Pemerintah baru mengeluarkan Surat Edaran M/3/HK.04/II/2020 tentang Perlindungan Perkerja/Buruh dan Kelangsungan Usaha Dalam Rangka Pencegahan Penanggulangan Covid-19 sebagai acuan untuk pengusaha dan karyawan dalam menghadapi pandemi yang terjadi sekarang ini.

Salah satu poin penting dari Surat Edaran tersebut adalah “bagi perusahaan yang melakukan pembatasan usaha akibat dari kebijakan pemerintah di daerah masing-masing guna pencegahan dan penanggulangan Covid-19, sehingga menyebabkan sebagian atau seluruh pekerja/buruhnya tidak masuk kerja, dengan mempertimbangangkan kelangsungan usaha maka perubahan besaran maupun cara pembayaran upah pekerja/buruh dilakukan sesuai dengan kesepakatan antara pengusaha dengan pekerja/buruh”.
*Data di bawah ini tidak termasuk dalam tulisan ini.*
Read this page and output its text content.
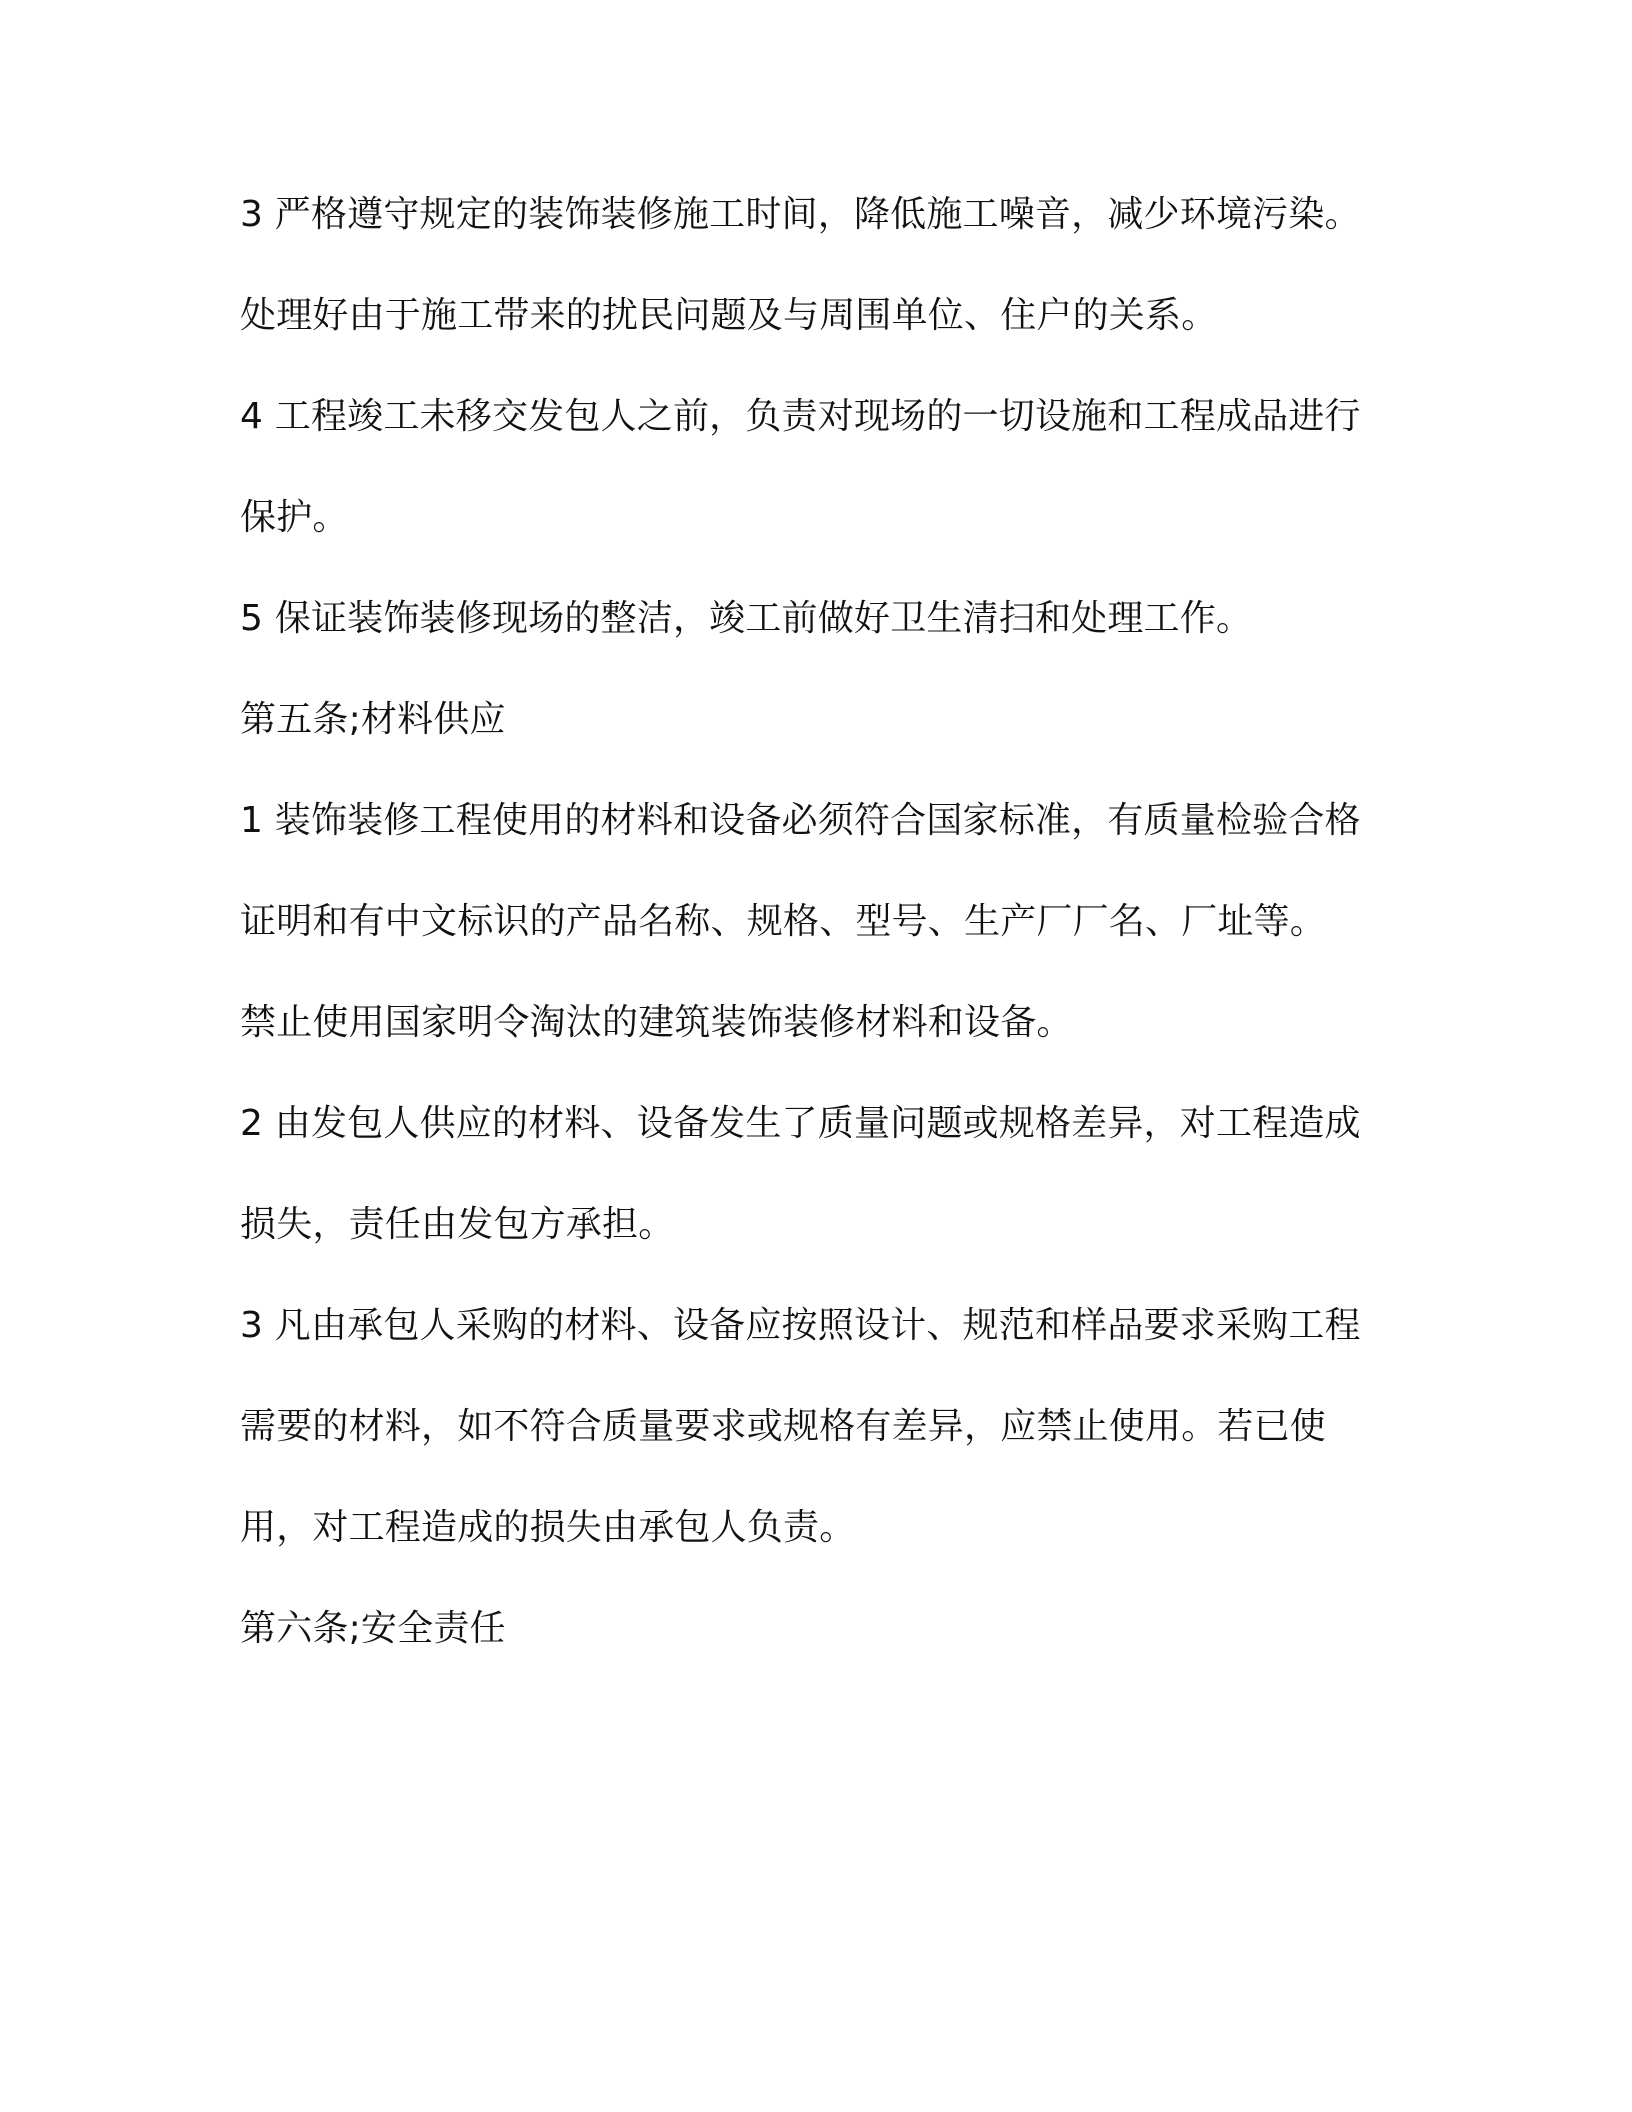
3 严格遵守规定的装饰装修施工时间，降低施工噪音，减少环境污染。
处理好由于施工带来的扰民问题及与周围单位、住户的关系。
4 工程竣工未移交发包人之前，负责对现场的一切设施和工程成品进行
保护。
5 保证装饰装修现场的整洁，竣工前做好卫生清扫和处理工作。
第五条;材料供应
1 装饰装修工程使用的材料和设备必须符合国家标准，有质量检验合格
证明和有中文标识的产品名称、规格、型号、生产厂厂名、厂址等。
禁止使用国家明令淘汰的建筑装饰装修材料和设备。
2 由发包人供应的材料、设备发生了质量问题或规格差异，对工程造成
损失，责任由发包方承担。
3 凡由承包人采购的材料、设备应按照设计、规范和样品要求采购工程
需要的材料，如不符合质量要求或规格有差异，应禁止使用。若已使
用，对工程造成的损失由承包人负责。
第六条;安全责任
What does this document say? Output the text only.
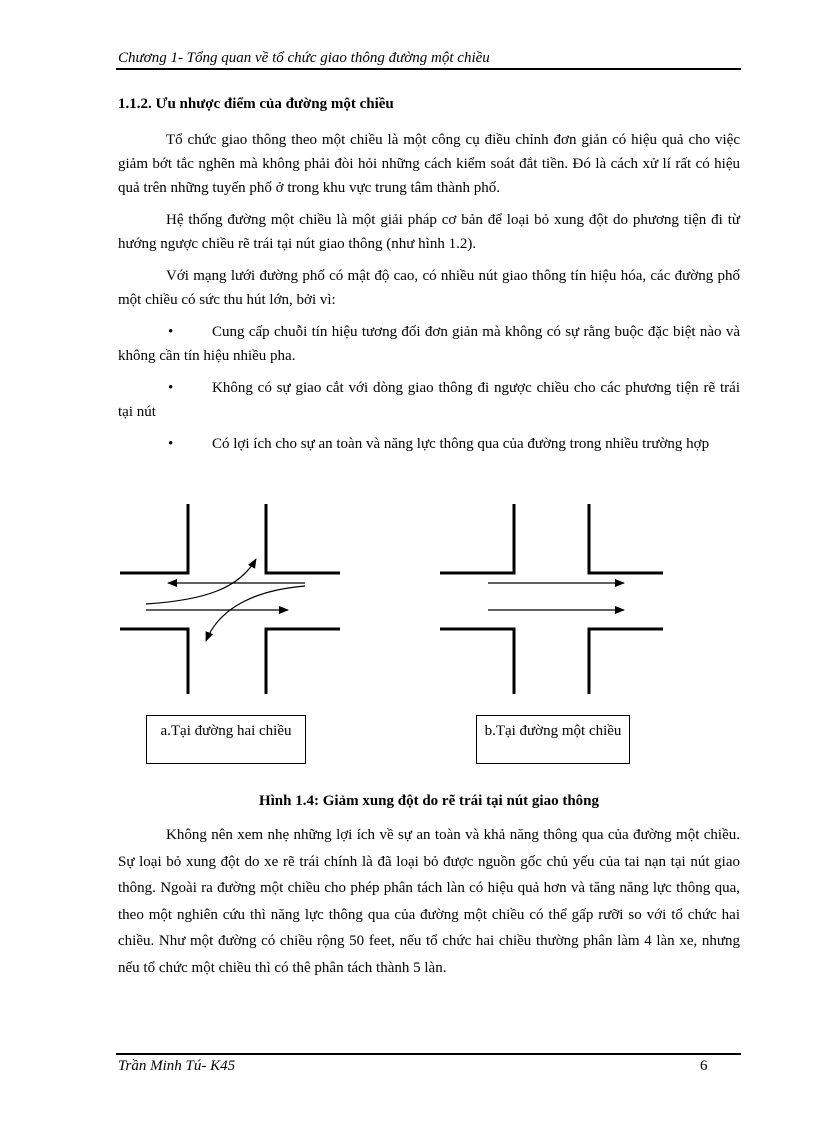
Chương 1- Tổng quan về tổ chức giao thông đường một chiều
1.1.2. Ưu nhược điểm của đường một chiều

Tổ chức giao thông theo một chiều là một công cụ điều chỉnh đơn giản có hiệu quả cho việc giảm bớt tắc nghẽn mà không phải đòi hỏi những cách kiểm soát đắt tiền. Đó là cách xử lí rất có hiệu quả trên những tuyến phố ở trong khu vực trung tâm thành phố.

Hệ thống đường một chiều là một giải pháp cơ bản để loại bỏ xung đột do phương tiện đi từ hướng ngược chiều rẽ trái tại nút giao thông (như hình 1.2).

Với mạng lưới đường phố có mật độ cao, có nhiều nút giao thông tín hiệu hóa, các đường phố một chiều có sức thu hút lớn, bởi vì:

•	Cung cấp chuỗi tín hiệu tương đối đơn giản mà không có sự rằng buộc đặc biệt nào và không cần tín hiệu nhiều pha.
•	Không có sự giao cắt với dòng giao thông đi ngược chiều cho các phương tiện rẽ trái tại nút
•	Có lợi ích cho sự an toàn và năng lực thông qua của đường trong nhiều trường hợp
a.Tại đường hai chiều	b.Tại đường một chiều
Hình 1.4: Giảm xung đột do rẽ trái tại nút giao thông

Không nên xem nhẹ những lợi ích về sự an toàn và khả năng thông qua của đường một chiều. Sự loại bỏ xung đột do xe rẽ trái chính là đã loại bỏ được nguồn gốc chủ yếu của tai nạn tại nút giao thông. Ngoài ra đường một chiều cho phép phân tách làn có hiệu quả hơn và tăng năng lực thông qua, theo một nghiên cứu thì năng lực thông qua của đường một chiều có thể gấp rưỡi so với tổ chức hai chiều. Như một đường có chiều rộng 50 feet, nếu tổ chức hai chiều thường phân làm 4 làn xe, nhưng nếu tổ chức một chiều thì có thê phân tách thành 5 làn.

Trần Minh Tú- K45	6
Dari poin tersebut, perusahaan dapat menentukan besaran (pemotongan gaji) dan cara pembayaran upah kerja harus dengan kesepakatan para pekerjanya, tetapi yang harus digarisbawahi adalah pemotongan tersebut tidak boleh melebihi 50% dari upah yang diterima pekerja sesuai dengan Pasal 58 PP No. 78 tahun 2015 tentang Pengupahan. Jika melebihi 50% maka pengusaha akan dikenakan sanski administrative berupa teguran tulisan, pembatasan kegiatan usaha, penghentian sementara sebagaian atau seluruh alat produksi, dan pembekuan kegiatan usaha (Pasal 59 PP Pengupahan).